It's precisely the law-abiding people whose privacy will be invaded for no-gain
Criminals don't care about what is "legal", that's what makes the criminals in the first place and in any case, what are you going to do? Ban encryption entirely?
Perhaps we also should ban mathematics and books while we are at it?
After all, criminals can read chemistry books and learn how to make explosives..
Apparently the cartels in Mexico have discovered a way to mix crystal meth with gasoline, put it in a cars tank, drive it across the boarder then separate it from the gas for distribution. The process is supposedly currently unknown to science (I’m no chemist so can’t be sure).
> If we don’t hijack privacy in messaging, how do we fight crime happening on a message platform?
Compare it to: if we don't put cameras and microphones in everybody's houses, how do we fight domestic violence?
You can't control everything, and you shouldn't want to. Giving a certain small group control over a much larger group is not a good idea, because you can never know that that small group will handle their power responsibly.

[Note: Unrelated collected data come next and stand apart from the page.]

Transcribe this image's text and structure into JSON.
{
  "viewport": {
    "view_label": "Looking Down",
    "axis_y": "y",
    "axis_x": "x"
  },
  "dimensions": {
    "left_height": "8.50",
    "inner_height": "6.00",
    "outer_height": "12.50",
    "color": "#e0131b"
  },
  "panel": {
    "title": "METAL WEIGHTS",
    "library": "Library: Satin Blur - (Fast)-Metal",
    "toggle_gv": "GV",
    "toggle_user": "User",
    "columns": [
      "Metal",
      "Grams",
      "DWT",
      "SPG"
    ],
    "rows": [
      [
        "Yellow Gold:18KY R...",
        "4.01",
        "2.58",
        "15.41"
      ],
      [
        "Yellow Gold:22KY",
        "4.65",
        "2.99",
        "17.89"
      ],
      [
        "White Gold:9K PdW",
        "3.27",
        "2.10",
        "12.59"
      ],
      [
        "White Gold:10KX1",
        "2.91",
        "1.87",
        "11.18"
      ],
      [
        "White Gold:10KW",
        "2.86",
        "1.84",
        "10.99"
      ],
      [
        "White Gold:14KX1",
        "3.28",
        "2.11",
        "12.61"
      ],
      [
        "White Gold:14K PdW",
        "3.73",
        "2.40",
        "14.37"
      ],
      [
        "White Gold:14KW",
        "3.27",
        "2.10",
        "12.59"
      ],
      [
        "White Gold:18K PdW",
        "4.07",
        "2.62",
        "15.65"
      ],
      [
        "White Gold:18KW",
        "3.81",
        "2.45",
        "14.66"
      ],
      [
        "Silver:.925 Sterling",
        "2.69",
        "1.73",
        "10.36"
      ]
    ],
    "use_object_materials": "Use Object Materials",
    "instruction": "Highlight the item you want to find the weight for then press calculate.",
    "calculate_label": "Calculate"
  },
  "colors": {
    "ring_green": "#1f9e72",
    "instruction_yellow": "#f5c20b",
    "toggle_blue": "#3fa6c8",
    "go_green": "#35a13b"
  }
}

And domestic violence and crime happening on messaging platforms can still be dealt with in the traditional way: through our court system. And that happens and it works and it is fair (at least in essence, not counting corruption).
Drug manufacturers, like weed farmers (in countries other than the US, for one)? The only reason I am able to use weed as an example is because it pretty much has been normalized, but what about other drugs, say, psychedelics, ketamine, opiates? I would rather not get into the War on Drugs here, anyways.
I'm seeing more value in your comment than, apparently, the other people who have answered it here.
I think you are 100% right that above-the-law communication is not good for society. This should be obvious. At the same time, allowing government to be able to spy everywhere is also not good for society. Also obvious. The correct solution is therefore something in the middle.
I'm not convinced by the other arguments here that usually contains a hint of slippery-slope, what-aboutism or false dichotomy fallacies.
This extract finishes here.